“Por Dezembros atravesso oceanos e desertos, vendo a morte assim tão perto, minha vida em tuas mãos. O trem se vai na noite sem estrelas. E o dia vem, nem eu, nem trem, nem ela...”, diz uma canção. Observo os tantos contrários do mês de dezembro. Tanta correria, tanta gente apressada, tanto alvoroço e nem sabemos ao certo por quê. Penso e tento me conter a essa ansiedade, em vão. Sou levado a contragosto. Onde está a beleza no artifício da cidade? Escolhas se fazem. Não temos tempo para infelicidade.

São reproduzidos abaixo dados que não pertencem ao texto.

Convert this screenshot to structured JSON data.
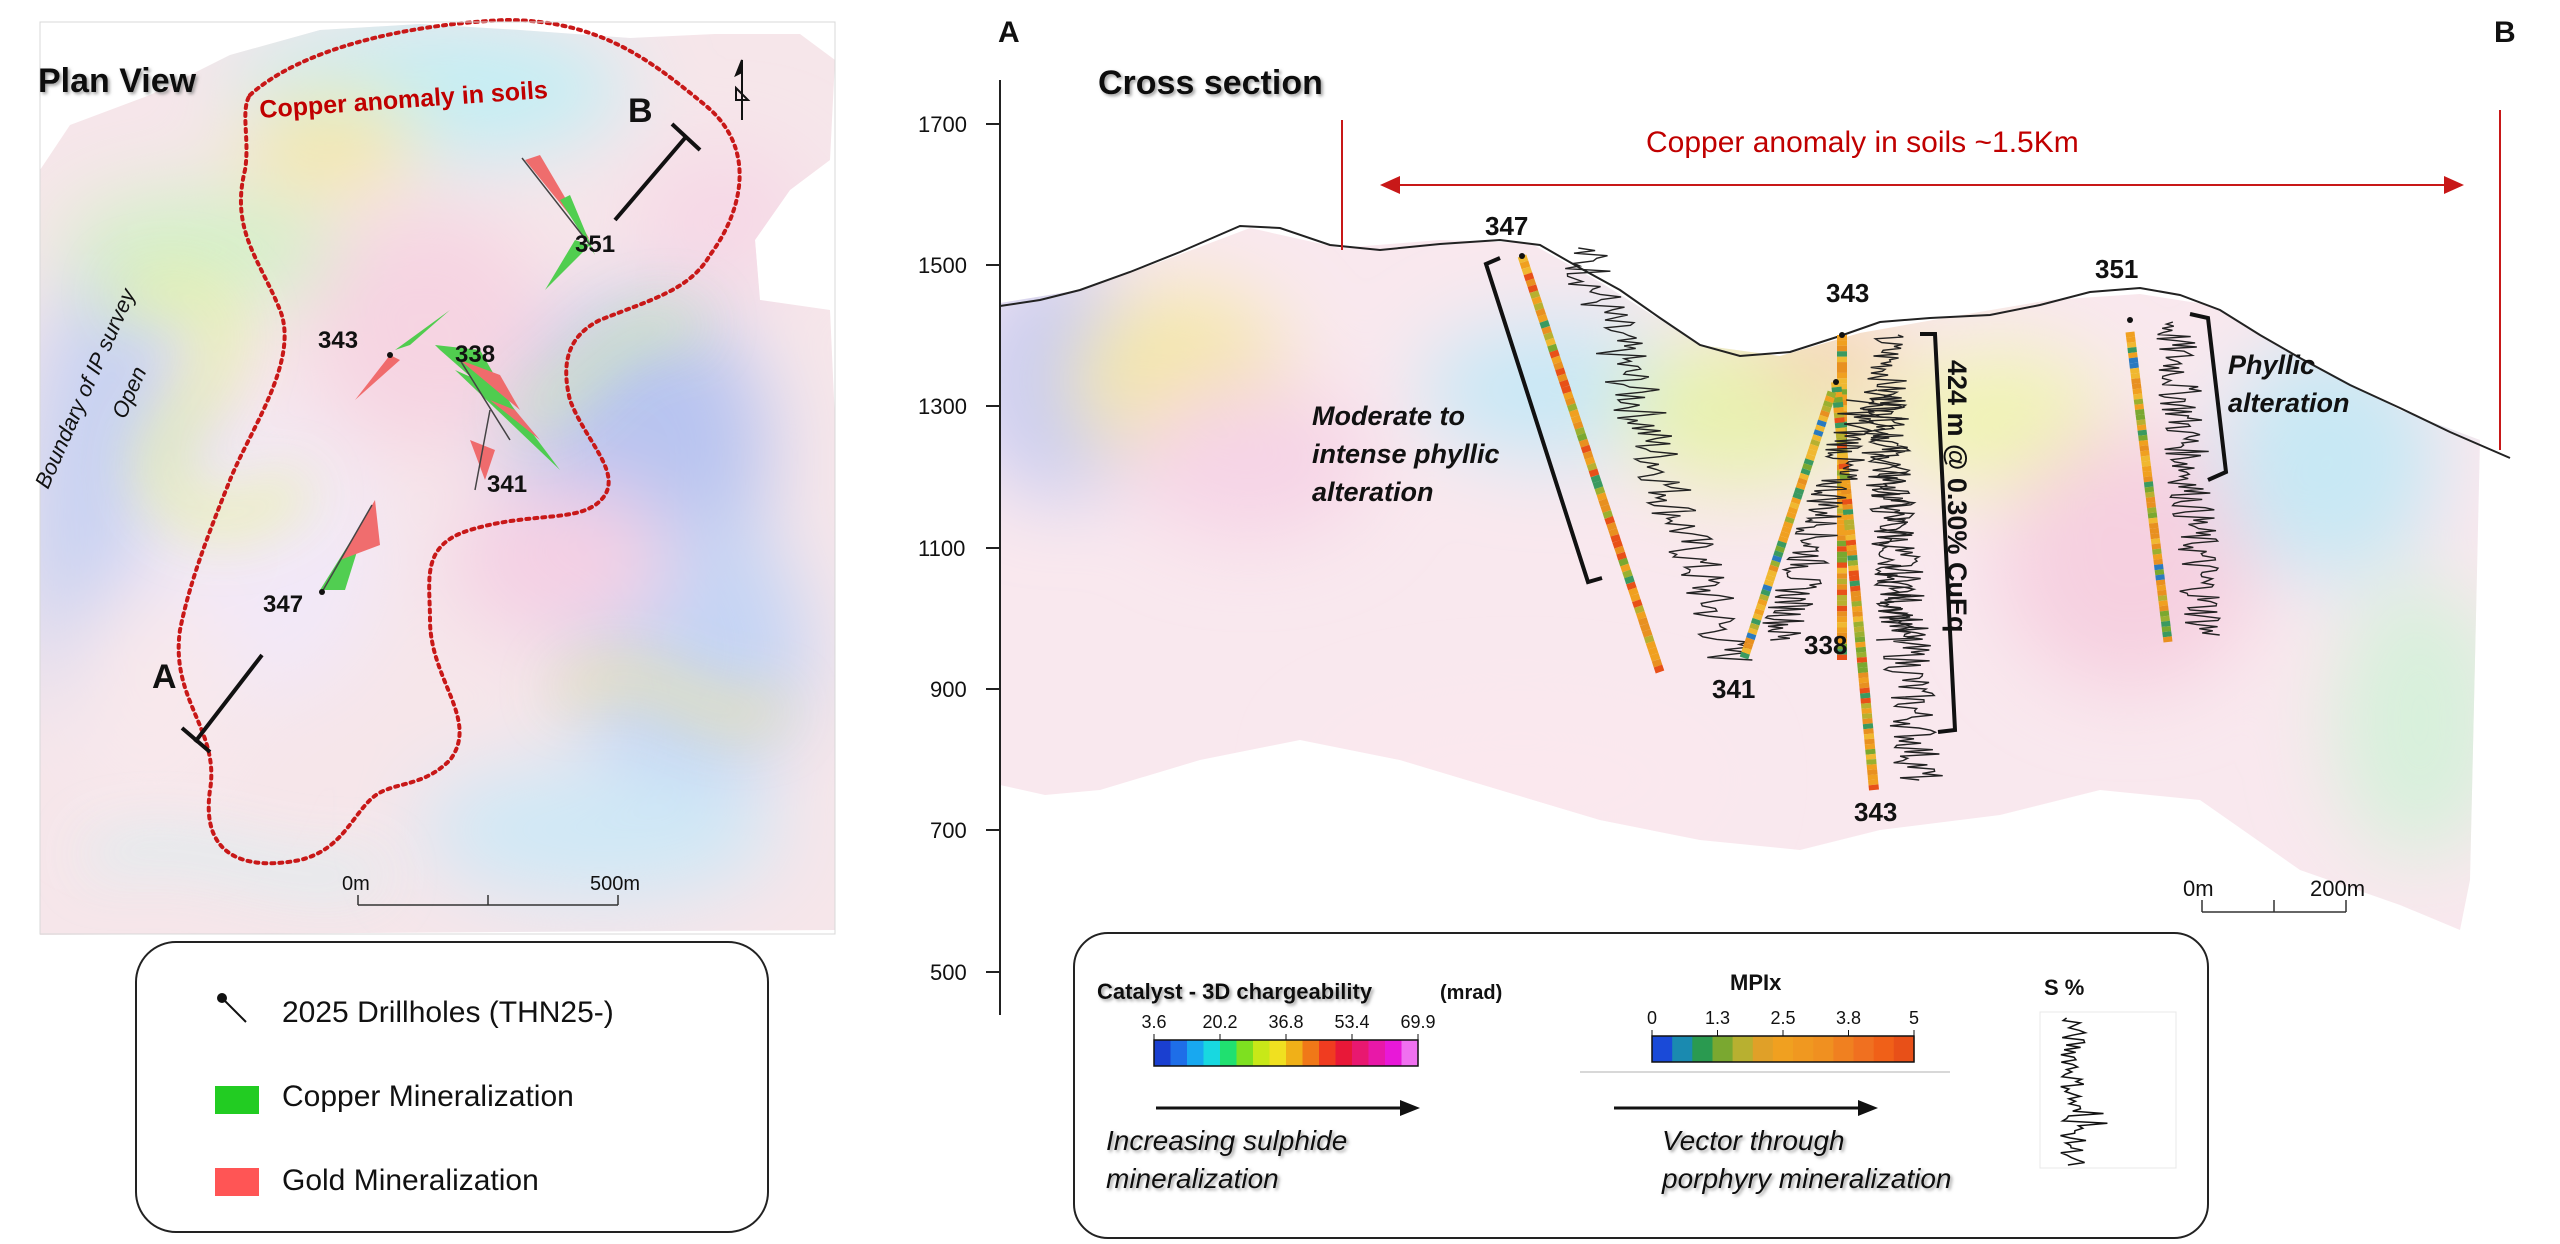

É noite. Saímos Pedro e eu, andando por aí, por caminhos incertos, investidos de silêncio e presença que dispensa palavras, andando pela rua a esmo, sem muita pressa, aproveitando para apreciar tudo atentamente; as ruas, amendoeiras, céu, estrelas e ilustres desconhecidos que passavam apressados de um lado para outro.
Mandei lustrar meus olhos embotados com colírio da meia idade, embevecido pelas experiências vividas. Tudo na rua apresentava-se solene, arrebatador e digno de reverência. Aos poucos, chegamos à praça. Ali muita gente se ajuntava ao redor do vendedor de espetinhos instalado no local. O cheiro forte de carne assada e o fumaceiro chamavam a atenção de todo mundo. O alarido do povo fez-me lembrar de que ali havia uma festa anônima, e nós, convidados de honra.
Pedro com seus olhos de jabuticaba diz: Quero um espetinho! Fui tomado pela surpresa daquela ordem e não ousei questionar. Faça-se a sua vontade! Pois sim! Tratei de comprar um espetinho de carne. Fizemos de assento o canteiro da praça e ali começamos a degustar como se fosse um manjar. Compramos também um refrigerante. Dividimos não só o canteiro da praça que servia de assento, bem como o improvisado churrasco. Por um breve momento tudo se fez um. A infinitude daquele momento guardo nos olhos.
Enquanto esperava o Pedro degustar seu lanche, fui tomado pela sensação de paz interior. Fiquei absorto em pensamentos vendo a grandeza do momento: o alvoroço de tanta gente ao redor do espetinho, a fumaça que subia aos céus e a família que estava ao nosso lado. Bem próximo, à porta da igreja, um maltrapilho era levantado com dificuldades por duas mulheres que se ofereceram para a tarefa solidária de tirá-lo dali e levá-lo de volta pra casa.
De tanto olhar o céu vi uma estrela cadente deslocando-se rapidamente e, como diz o ditado popular, prontamente fiz o meu pedido: Discernir o instante de felicidade que se revela na fugaz e eterna existência humana. Da resposta instantânea, veio à afirmação de que a felicidade se descortina e se deixa apresentar quanto você é capaz de deixá-la ir embora e querer que fique ao mesmo tempo. Momentos de desprendimento e compreensão da unicidade cósmica. De descuidos das formalidades e do constante exercício de gratidão.
Pedro ainda comia seu espetinho. Eu olhava-o com olhos de compreensão e admiração de quantas gerações nos separam e que talvez ainda não tenha condições de gravar a importância daquele instante de companheirismo. Da satisfação de estar ao seu lado vendo a maravilha que é viver e estar em paz no limiar existencial.
Desejei viver tantos dezembros, quantos os que até agora vivi. O futuro a Deus pertence. A vida é presumivelmente imprevisível. Por isso, eternizar um momento em algumas poucas palavras torna-se um desafio imenso. Pedro e as pedras testemunharão... Como disse Goethe, sábio é quem consegue criar para seu uso, “raízes e asas”, arte de infinitas possibilidades. Quanta coisa acontece num curto espaço de tempo se a gente for intencionalmente atento à observação. O céu é o limite.